In Florida you may be a felon if you own a pipe

The DailyPaul.com blog reports, “[S]tarting July 1st, [2013] smoking devices are now illegal in Florida. Anyone found in possession of a pipe two times (even if it has never been used) becomes a third degree felon. In Florida, this means you are permanently banned from voting … With one swoop of the pen Rick Scott may have put thousands of companies out of business, and their employees looking for jobs. They also need to offload their entire inventory before July 1st when the bill goes into effect (yea, only a couple weeks from now).”

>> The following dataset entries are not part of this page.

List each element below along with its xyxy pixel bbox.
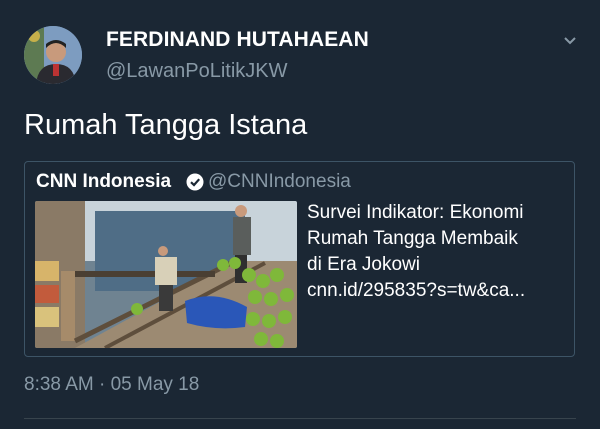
card-title-line: di Era Jokowi <box>307 254 420 275</box>
avatar[interactable] <box>24 26 82 84</box>
quoted-author-name[interactable]: CNN Indonesia <box>36 171 171 193</box>
card-title[interactable]: Survei Indikator: Ekonomi Rumah Tangga M… <box>307 200 569 278</box>
card-image[interactable] <box>35 201 297 348</box>
tweet-timestamp[interactable]: 8:38 AM · 05 May 18 <box>24 374 199 396</box>
author-handle[interactable]: @LawanPoLitikJKW <box>106 60 287 83</box>
divider <box>24 418 576 419</box>
tweet-text: Rumah Tangga Istana <box>24 109 308 141</box>
avatar-photo <box>24 26 82 84</box>
quoted-author-handle[interactable]: @CNNIndonesia <box>208 171 351 193</box>
card-title-line: Rumah Tangga Membaik <box>307 228 518 249</box>
quoted-tweet-card[interactable]: CNN Indonesia @CNNIndonesia Survei Indik… <box>24 161 575 357</box>
author-name[interactable]: FERDINAND HUTAHAEAN <box>106 28 369 52</box>
card-link[interactable]: cnn.id/295835?s=tw&ca... <box>307 278 565 304</box>
verified-badge-icon <box>186 173 204 191</box>
chevron-down-icon[interactable] <box>562 34 578 48</box>
card-title-line: Survei Indikator: Ekonomi <box>307 202 524 223</box>
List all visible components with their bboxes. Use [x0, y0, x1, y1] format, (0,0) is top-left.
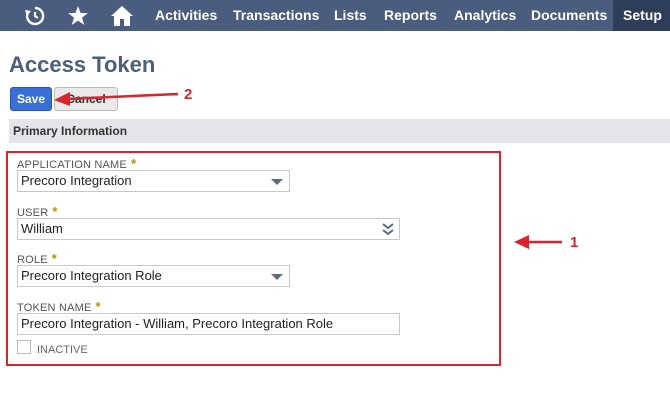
section-title: Primary Information	[13, 124, 128, 138]
application-name-label: APPLICATION NAME *	[17, 156, 137, 171]
token-name-input[interactable]: Precoro Integration - William, Precoro I…	[17, 313, 400, 335]
star-icon[interactable]	[66, 0, 90, 31]
inactive-checkbox[interactable]	[17, 340, 31, 354]
user-label: USER *	[17, 204, 58, 219]
application-name-value: Precoro Integration	[21, 173, 132, 188]
annotation-arrow-2	[54, 92, 179, 106]
inactive-label: INACTIVE	[37, 344, 88, 356]
nav-activities[interactable]: Activities	[155, 0, 217, 31]
token-name-value: Precoro Integration - William, Precoro I…	[21, 316, 334, 331]
nav-transactions[interactable]: Transactions	[233, 0, 319, 31]
nav-analytics[interactable]: Analytics	[454, 0, 516, 31]
required-mark: *	[51, 251, 58, 266]
required-mark: *	[130, 156, 137, 171]
recent-clock-icon[interactable]	[22, 0, 48, 31]
role-label: ROLE *	[17, 251, 58, 266]
annotation-number-2: 2	[184, 86, 193, 103]
user-select[interactable]: William	[17, 218, 400, 240]
chevron-down-icon	[271, 274, 283, 280]
nav-documents[interactable]: Documents	[531, 0, 607, 31]
role-value: Precoro Integration Role	[21, 268, 162, 283]
role-select[interactable]: Precoro Integration Role	[17, 265, 290, 287]
home-icon[interactable]	[108, 0, 136, 31]
top-nav: Activities Transactions Lists Reports An…	[0, 0, 670, 31]
required-mark: *	[52, 204, 58, 219]
required-mark: *	[95, 299, 101, 314]
section-header[interactable]: Primary Information	[9, 119, 670, 143]
nav-setup[interactable]: Setup	[613, 0, 670, 31]
application-name-select[interactable]: Precoro Integration	[17, 170, 290, 192]
double-chevron-icon[interactable]	[382, 222, 394, 236]
page-title: Access Token	[9, 52, 156, 77]
user-value: William	[21, 221, 63, 236]
save-button[interactable]: Save	[10, 87, 52, 111]
chevron-down-icon	[271, 179, 283, 185]
annotation-number-1: 1	[570, 234, 579, 251]
token-name-label: TOKEN NAME *	[17, 299, 101, 314]
annotation-arrow-1	[514, 235, 562, 249]
nav-reports[interactable]: Reports	[384, 0, 437, 31]
nav-lists[interactable]: Lists	[334, 0, 367, 31]
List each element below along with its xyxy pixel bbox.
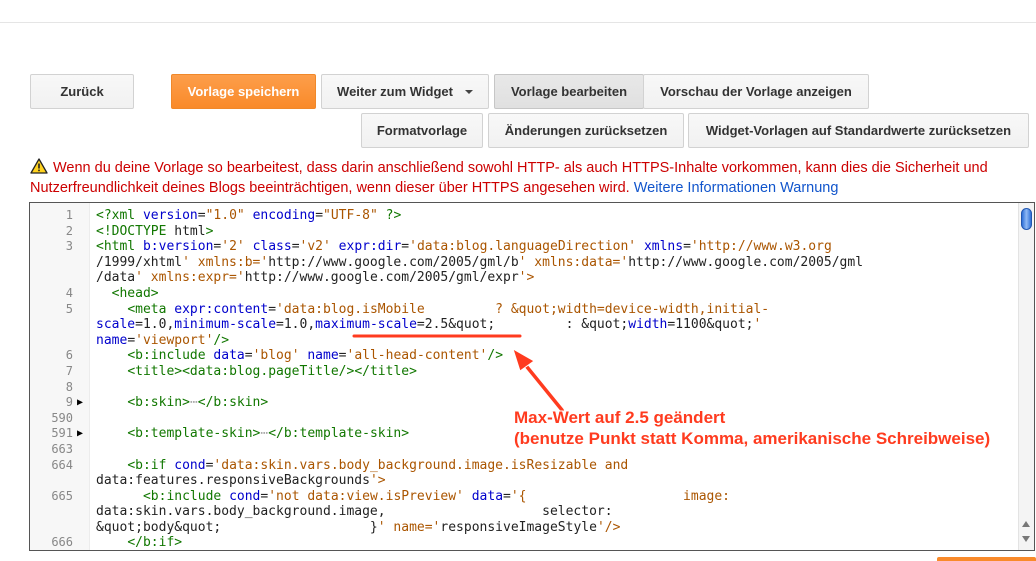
code-line[interactable]: /data' xmlns:expr='http://www.google.com… (30, 270, 1020, 286)
code-line[interactable]: /1999/xhtml' xmlns:b='http://www.google.… (30, 255, 1020, 271)
line-number: 9 (65, 395, 73, 410)
top-divider (0, 22, 1036, 23)
code-line[interactable]: 7 <title><data:blog.pageTitle/></title> (30, 364, 1020, 380)
code-text: name='viewport'/> (96, 332, 230, 348)
code-text: <?xml version="1.0" encoding="UTF-8" ?> (96, 208, 402, 223)
line-number: 663 (51, 441, 73, 456)
line-number: 665 (51, 488, 73, 503)
code-text: <title><data:blog.pageTitle/></title> (127, 363, 417, 379)
code-lines: 1 <?xml version="1.0" encoding="UTF-8" ?>… (30, 208, 1020, 551)
code-text: <head> (111, 285, 159, 301)
code-text: data:skin.vars.body_background.image, se… (96, 504, 613, 520)
code-text: data:features.responsiveBackgrounds'> (96, 473, 386, 489)
reset-changes-button[interactable]: Änderungen zurücksetzen (488, 113, 684, 148)
code-line[interactable]: 3 <html b:version='2' class='v2' expr:dir… (30, 239, 1020, 255)
save-template-button[interactable]: Vorlage speichern (171, 74, 316, 109)
code-line[interactable]: 666 </b:if> (30, 535, 1020, 551)
code-line[interactable]: 8 (30, 380, 1020, 396)
warning-triangle-icon (30, 158, 48, 174)
fold-arrow-icon[interactable]: ▶ (77, 426, 83, 442)
format-template-button[interactable]: Formatvorlage (361, 113, 483, 148)
annotation-note: Max-Wert auf 2.5 geändert (benutze Punkt… (514, 407, 990, 449)
template-code-editor[interactable]: 1 <?xml version="1.0" encoding="UTF-8" ?>… (29, 202, 1035, 551)
line-number: 666 (51, 535, 73, 550)
code-text: scale=1.0,minimum-scale=1.0,maximum-scal… (96, 317, 762, 333)
code-line[interactable]: data:skin.vars.body_background.image, se… (30, 504, 1020, 520)
code-text: &quot;body&quot; }' name='responsiveImag… (96, 519, 621, 535)
code-text: <b:include data='blog' name='all-head-co… (127, 348, 504, 364)
code-text: /1999/xhtml' xmlns:b='http://www.google.… (96, 254, 864, 270)
orange-button-edge (937, 557, 1036, 561)
warning-text: Wenn du deine Vorlage so bearbeitest, da… (30, 160, 988, 196)
scrollbar-thumb[interactable] (1021, 208, 1032, 230)
code-text: <b:skin>⋯</b:skin> (127, 395, 269, 411)
line-number: 2 (65, 223, 73, 238)
https-warning: Wenn du deine Vorlage so bearbeitest, da… (30, 158, 1034, 198)
code-text: <b:template-skin>⋯</b:template-skin> (127, 426, 410, 442)
editor-scrollbar[interactable] (1018, 203, 1034, 550)
code-line[interactable]: 1 <?xml version="1.0" encoding="UTF-8" ?> (30, 208, 1020, 224)
code-line[interactable]: 2 <!DOCTYPE html> (30, 224, 1020, 240)
line-number: 7 (65, 363, 73, 378)
code-text: </b:if> (127, 535, 183, 551)
chevron-down-icon (464, 89, 473, 94)
code-text: <!DOCTYPE html> (96, 223, 214, 239)
code-line[interactable]: data:features.responsiveBackgrounds'> (30, 473, 1020, 489)
code-text: <b:include cond='not data:view.isPreview… (142, 488, 731, 504)
line-number: 591 (51, 426, 73, 441)
code-line[interactable]: scale=1.0,minimum-scale=1.0,maximum-scal… (30, 317, 1020, 333)
preview-template-button[interactable]: Vorschau der Vorlage anzeigen (643, 74, 869, 109)
line-number: 8 (65, 379, 73, 394)
widget-dropdown-button[interactable]: Weiter zum Widget (321, 74, 489, 109)
code-line[interactable]: 4 <head> (30, 286, 1020, 302)
code-line[interactable]: 5 <meta expr:content='data:blog.isMobile… (30, 302, 1020, 318)
edit-template-button[interactable]: Vorlage bearbeiten (494, 74, 644, 109)
line-number: 3 (65, 239, 73, 254)
reset-widget-templates-button[interactable]: Widget-Vorlagen auf Standardwerte zurück… (688, 113, 1029, 148)
back-button[interactable]: Zurück (30, 74, 134, 109)
code-line[interactable]: name='viewport'/> (30, 333, 1020, 349)
line-number: 1 (65, 208, 73, 222)
code-text: <meta expr:content='data:blog.isMobile ?… (127, 301, 770, 317)
annotation-line-1: Max-Wert auf 2.5 geändert (514, 408, 726, 427)
code-line[interactable]: 664 <b:if cond='data:skin.vars.body_back… (30, 458, 1020, 474)
code-text: /data' xmlns:expr='http://www.google.com… (96, 270, 535, 286)
code-line[interactable]: 6 <b:include data='blog' name='all-head-… (30, 348, 1020, 364)
scroll-up-arrow-icon[interactable] (1022, 521, 1030, 527)
fold-arrow-icon[interactable]: ▶ (77, 395, 83, 411)
scroll-down-arrow-icon[interactable] (1022, 536, 1030, 542)
line-number: 664 (51, 457, 73, 472)
widget-dropdown-label: Weiter zum Widget (337, 84, 453, 99)
code-line[interactable]: &quot;body&quot; }' name='responsiveImag… (30, 520, 1020, 536)
code-text: <b:if cond='data:skin.vars.body_backgrou… (127, 457, 629, 473)
code-line[interactable]: 665 <b:include cond='not data:view.isPre… (30, 489, 1020, 505)
line-number: 5 (65, 301, 73, 316)
line-number: 4 (65, 285, 73, 300)
line-number: 6 (65, 348, 73, 363)
line-number: 590 (51, 410, 73, 425)
code-text: <html b:version='2' class='v2' expr:dir=… (96, 239, 832, 255)
more-info-warning-link[interactable]: Weitere Informationen Warnung (634, 180, 839, 196)
annotation-line-2: (benutze Punkt statt Komma, amerikanisch… (514, 429, 991, 448)
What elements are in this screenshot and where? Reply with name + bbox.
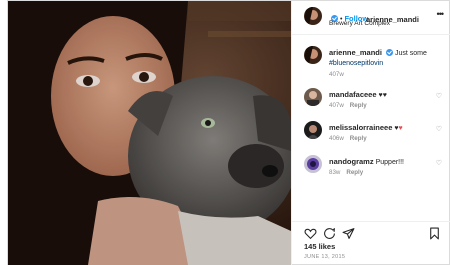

The bill in question is FL HB 49/SB1140. Specifically the bill bans:

(a) Metal, wooden, acrylic, glass, stone, plastic, or ceramic pipes, with or without screens, permanent screens, hashish heads, or punctured metal bowls
(b) Water pipes.
(c) Carburetion tubes and devices.
(d) Chamber pipes.
(e) Carburetor pipes.
(f) Electric pipes.
(g) Air-driven pipes.
(h) Chillums.
(i) Bongs.
(j) Ice pipes or chillers.

drug paraphenaliaThe bill establishes the following five drug paraphernalia crimes: 1. use or possession of drug paraphernalia; 2. manufacture or delivery of drug paraphernalia; 3. delivery of drug paraphernalia to a minor; 4. transportation of drug paraphernalia; and 5. advertisement of drug paraphernalia.

Florida Rep. Ray Pilon, a co-sponsor of the bill, when asked about the DailyPaul.com story responded, “Its correct [bill reference] but the economic negative impact is not an issue nor is the prison impact statement. Truth is these devices are only used to smoke drugs not tobacco and are sold mostly in Head Shops, you know those legitimate free market small business guys just trying to make an Honest buck by promoting the use of illegal drugs. Truth is they are nothing but drug paraphernalia always have been and always will be.”

Small government advocates say Pilon’s statement is very much like the arguments used by anti-gun advocates. The focus is always on the how and not the why. The bill outlaws “drug paraphernalia” (i.e. guns, magazines, etc.) in the hopes it reduces drug abuse (i.e. murders and violence). But how does that stop drug addiction (or the violence that is part of the illegal drug cartels)?

Florida has a major prescription drug abuse problem. The Florida House Criminal Justice Subcommittee, upheld the emergency substance ban on certain drugs announced by Attorney General Pam Bondi in 2011, who has declared war on synthetic drugs.  The committee heard testimony describing the current process for policing synthetic substances, chemically-altered compounds popularly known as ‘bath salts’ and found in names such as ”Cloud 9”, ”Mauie Wowie” and ”Ivory Wave.” “It’s just a little disconcerting that every year we’re back here doing the same, same thing,” said state Rep. Gayle Harrell, R-Port St. Lucie,who suggesting penalizing retailers like 7-Eleven who may have some of these substances available.

Many believe the solution must focus on the why, not the how. That is the nut that must be cracked.